だが、荻野目のプロダクションの社長は、そういう売り方はやめてくれ、「そうでないと写真は引き上げる」と強硬姿勢を崩さなかった。
私は決断した。写真集の帯や新聞広告には「荻野目の愛人が撮った写真」とは謳わない。しかし、パブリシティーでは「それらしいことを匂わせる」という条件を荻野目に提示した。
そこでも、荻野目はほとんど口を開くことがなかった。その写真が彼女の愛人が撮ったものだという言質も、私には与えなかった。
撮影者の設定、印税の扱い、遺族への対応…
出すと決めたが、一番の問題は写真集に載せる撮影者を誰にするかということだった。荻野目の愛人の名前を使うことはできない。

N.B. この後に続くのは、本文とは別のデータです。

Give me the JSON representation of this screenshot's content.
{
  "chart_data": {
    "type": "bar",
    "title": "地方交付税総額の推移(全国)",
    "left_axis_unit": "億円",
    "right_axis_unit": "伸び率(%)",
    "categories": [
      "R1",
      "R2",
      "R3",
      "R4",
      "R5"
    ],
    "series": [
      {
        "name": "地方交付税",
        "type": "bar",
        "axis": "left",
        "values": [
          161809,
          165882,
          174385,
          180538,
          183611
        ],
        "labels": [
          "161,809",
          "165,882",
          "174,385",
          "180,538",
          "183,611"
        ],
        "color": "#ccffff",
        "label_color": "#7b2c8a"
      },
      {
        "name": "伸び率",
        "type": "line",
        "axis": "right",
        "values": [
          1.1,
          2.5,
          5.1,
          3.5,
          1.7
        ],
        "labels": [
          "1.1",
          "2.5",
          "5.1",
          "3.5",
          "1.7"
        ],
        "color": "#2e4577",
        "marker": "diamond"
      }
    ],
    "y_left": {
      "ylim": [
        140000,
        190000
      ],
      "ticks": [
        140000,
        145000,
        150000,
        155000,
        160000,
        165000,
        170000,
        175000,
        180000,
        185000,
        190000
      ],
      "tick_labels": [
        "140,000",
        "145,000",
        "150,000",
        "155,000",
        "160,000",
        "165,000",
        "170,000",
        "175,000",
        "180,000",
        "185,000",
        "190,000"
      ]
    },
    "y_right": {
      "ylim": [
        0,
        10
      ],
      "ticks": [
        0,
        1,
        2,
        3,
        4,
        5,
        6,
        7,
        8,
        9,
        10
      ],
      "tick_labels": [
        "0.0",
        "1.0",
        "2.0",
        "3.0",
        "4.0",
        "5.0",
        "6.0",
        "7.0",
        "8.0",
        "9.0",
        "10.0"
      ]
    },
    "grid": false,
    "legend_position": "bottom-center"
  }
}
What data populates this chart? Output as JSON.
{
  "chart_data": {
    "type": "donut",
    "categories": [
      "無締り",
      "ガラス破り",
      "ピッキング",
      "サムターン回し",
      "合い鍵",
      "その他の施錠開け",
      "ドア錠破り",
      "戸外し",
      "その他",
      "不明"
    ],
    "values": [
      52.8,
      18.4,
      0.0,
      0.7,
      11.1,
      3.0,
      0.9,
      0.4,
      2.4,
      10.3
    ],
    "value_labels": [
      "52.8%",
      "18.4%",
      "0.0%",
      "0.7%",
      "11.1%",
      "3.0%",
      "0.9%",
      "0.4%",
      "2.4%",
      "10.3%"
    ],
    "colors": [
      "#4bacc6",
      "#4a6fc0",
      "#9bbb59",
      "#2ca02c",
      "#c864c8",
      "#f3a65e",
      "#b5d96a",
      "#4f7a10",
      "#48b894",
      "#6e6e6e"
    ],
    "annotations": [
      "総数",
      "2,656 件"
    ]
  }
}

悩んだ末に、「写楽」とした。浮世絵師・東洲斎写楽には今でも謎が多いといわれるから、謎の撮影者という意味を込めたつもりだった。
もう一つ困ったのは、撮影者に払う「印税」をどうするかということだった。K氏の奥さんが受取人になるのだろうが、もし、奥さん側が「写真を出さないでくれ」といってきたらどうするか。先方に手紙を出したが返事は来なかった。
社の顧問弁護士たちと相談のうえ、写楽名義で印税を供託しておこうということになった。写真が出た後、遺族側から申し出があれば、それで対処する。
写真集のタイトルは『SURRENDER』(放棄)。荻野目がつけた。なかなか意味深である。だが、講談社初のヘア付きヌード写真集(ヘア・ヌードという言葉はまだなかった。それは私が週刊現代へ移ってから、私が考えたネーミングだから)であるため、会社の上層部はなかなか出版の許可を出さなかった。
ようやく初版10万部、定価2800円と決まった。
すぐに、私が昔からよく知っている週刊文春の花田紀凱編集長に会いに行き、荻野目の愛人が残した写真集を出すので、記事にしてくれないかと頼んだ。
花田編集長は、「面白いじゃないか」と、文春で取り上げることを約束してくれた。